Sejak 2002, Hiu Paus telah masuk dalam Appendix II Convention on International Trade in Endangered Species of Wild Fauna and Flora (CITES), sejak 20 Mei 2013 Hiu Paus telah dilindungi secara penuh berdasarkan Keputusan Menteri Kelautan dan Perikanan Republik Indonesia Nomor 18/Kepmen-KP/2013.
"Kondisi Hiu Paus tersebut dalam keadaan mati, ikan tersebut juga ditemukan bekas luka lama bagian pergelangan ekor dan bebrapa bagian sirip yang sudah terpotong, informasi yang didapatkan kemungkinan kematian ikan tersebut akibat terdampar dengan kondisi luka, sebelum siripnya diambil," kata Pengolah Data Perlindungan dan Pengawetan Balai Konservasi Sumber Daya Alam (BKSDA), Kalimantan Barat (Kalbar) Urai Iskandar.

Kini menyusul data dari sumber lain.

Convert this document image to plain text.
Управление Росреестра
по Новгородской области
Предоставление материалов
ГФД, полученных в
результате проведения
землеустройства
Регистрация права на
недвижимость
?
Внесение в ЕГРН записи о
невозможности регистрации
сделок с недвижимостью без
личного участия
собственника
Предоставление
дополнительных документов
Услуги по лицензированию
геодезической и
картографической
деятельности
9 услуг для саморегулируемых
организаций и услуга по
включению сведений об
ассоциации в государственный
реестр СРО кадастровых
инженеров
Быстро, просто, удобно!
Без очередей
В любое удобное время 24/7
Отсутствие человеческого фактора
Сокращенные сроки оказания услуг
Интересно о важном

Untuk saat ini pihak WRU BKSDA resort Sukadana berupaya mengkomuikasikan kepada pihak desa setempat untuk melakukan penguburan ikan tersebut di sekitaran pesisir dengan berupaya menarik satwa ke lokasi terdekat menggunakan perahu, mengingat kondisi tidak memungkinkan untuk diangkut oleh warga, hingga menunggu air pasang agar memudahkan dalam pergerakan.